Curing is different from healing

Modern healthcare often fails to address the subtleties of emotion, ritual, and culture, according to Moerman (2002).His critique extended to the failure of biomedicine to address our understanding of our ecology; the understanding of cycles of relationships with others, plants, animals, and the climate. In recent years, however, biomedicine in the UK has taken a holistic turn with an increased emphasis on personalised care and social prescribing (31). This is in recognition of the social determinants of health (33).

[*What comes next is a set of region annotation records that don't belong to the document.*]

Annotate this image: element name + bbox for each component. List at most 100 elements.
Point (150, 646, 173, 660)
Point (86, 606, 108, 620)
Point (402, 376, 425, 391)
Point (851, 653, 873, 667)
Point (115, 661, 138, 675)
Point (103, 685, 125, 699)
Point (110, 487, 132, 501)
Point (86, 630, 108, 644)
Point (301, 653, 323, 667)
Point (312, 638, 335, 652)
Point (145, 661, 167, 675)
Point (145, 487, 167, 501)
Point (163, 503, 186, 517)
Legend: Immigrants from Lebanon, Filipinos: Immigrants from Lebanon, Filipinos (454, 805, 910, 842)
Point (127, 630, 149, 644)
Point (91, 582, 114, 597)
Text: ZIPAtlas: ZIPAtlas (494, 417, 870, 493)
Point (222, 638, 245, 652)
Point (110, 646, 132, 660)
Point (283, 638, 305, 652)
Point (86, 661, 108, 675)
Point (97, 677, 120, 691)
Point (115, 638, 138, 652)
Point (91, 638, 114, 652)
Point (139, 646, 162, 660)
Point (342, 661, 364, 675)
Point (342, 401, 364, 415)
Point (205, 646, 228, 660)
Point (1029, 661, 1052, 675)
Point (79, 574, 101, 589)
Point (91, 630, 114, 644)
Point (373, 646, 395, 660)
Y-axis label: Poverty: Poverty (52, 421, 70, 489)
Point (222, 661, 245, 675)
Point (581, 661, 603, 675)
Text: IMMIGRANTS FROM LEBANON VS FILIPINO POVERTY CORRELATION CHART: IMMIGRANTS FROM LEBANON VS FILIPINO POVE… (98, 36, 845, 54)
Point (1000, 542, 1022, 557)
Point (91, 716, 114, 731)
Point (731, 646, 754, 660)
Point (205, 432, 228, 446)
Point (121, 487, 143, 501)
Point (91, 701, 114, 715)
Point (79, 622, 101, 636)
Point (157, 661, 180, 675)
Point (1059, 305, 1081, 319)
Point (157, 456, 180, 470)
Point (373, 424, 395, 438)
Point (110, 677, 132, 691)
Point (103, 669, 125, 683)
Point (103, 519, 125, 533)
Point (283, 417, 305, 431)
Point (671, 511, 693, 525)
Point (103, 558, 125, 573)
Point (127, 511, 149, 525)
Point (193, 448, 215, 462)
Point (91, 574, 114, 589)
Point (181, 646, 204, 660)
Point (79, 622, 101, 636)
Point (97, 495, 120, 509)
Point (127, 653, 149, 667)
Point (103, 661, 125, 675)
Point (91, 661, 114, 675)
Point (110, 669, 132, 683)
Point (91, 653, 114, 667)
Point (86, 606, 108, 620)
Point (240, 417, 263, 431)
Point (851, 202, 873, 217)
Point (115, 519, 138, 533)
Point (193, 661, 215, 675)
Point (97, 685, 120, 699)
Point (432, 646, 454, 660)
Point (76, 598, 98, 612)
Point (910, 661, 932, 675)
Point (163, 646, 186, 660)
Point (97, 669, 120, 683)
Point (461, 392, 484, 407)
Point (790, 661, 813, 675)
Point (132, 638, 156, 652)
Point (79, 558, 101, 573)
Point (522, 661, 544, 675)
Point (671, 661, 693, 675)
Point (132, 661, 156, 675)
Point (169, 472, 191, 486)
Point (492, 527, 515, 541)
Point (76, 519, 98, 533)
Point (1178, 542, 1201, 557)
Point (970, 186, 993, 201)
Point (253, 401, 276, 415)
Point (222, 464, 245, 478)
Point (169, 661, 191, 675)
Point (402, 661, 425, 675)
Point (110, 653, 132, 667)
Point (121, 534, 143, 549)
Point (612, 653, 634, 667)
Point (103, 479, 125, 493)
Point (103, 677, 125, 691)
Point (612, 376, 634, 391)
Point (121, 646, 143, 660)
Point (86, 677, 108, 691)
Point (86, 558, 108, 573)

It is important to note that biomedicine may cure but not always heal; a post-cancer patient may live with the fear of cancer returning and have experienced a life-changing event that may have affected their work, their relationships with others, and most importantly, their relationship with their body. It is often our privilege as osteopaths to assist patients during the healing process following cancer treatment. As a patient once reported, they felt supported during the medical treatment, but they felt abandoned and vulnerable once they were informed, they had been cured. In addition to feeling exhausted, they had lost trust in their body and health. Having experienced postoperative pain, they sought osteopathic care and support for this part of their healing journey. During treatment, we discussed how cancer had affected their lives and what they hoped for the future. Within a few weeks, they began to feel better and started working again and exercising, which helped restore what they had lost through the illness experience – their social relationships and their relationship with their body. When I help my patients through their healing process and assist them in ‘re-integrating themselves into a whole where everything makes sense, is my work really that different from that of a Taiwanese or Cuna shaman? Seeing myself as an osteopath through the eyes of an anthropologist, I do not believe this is the case.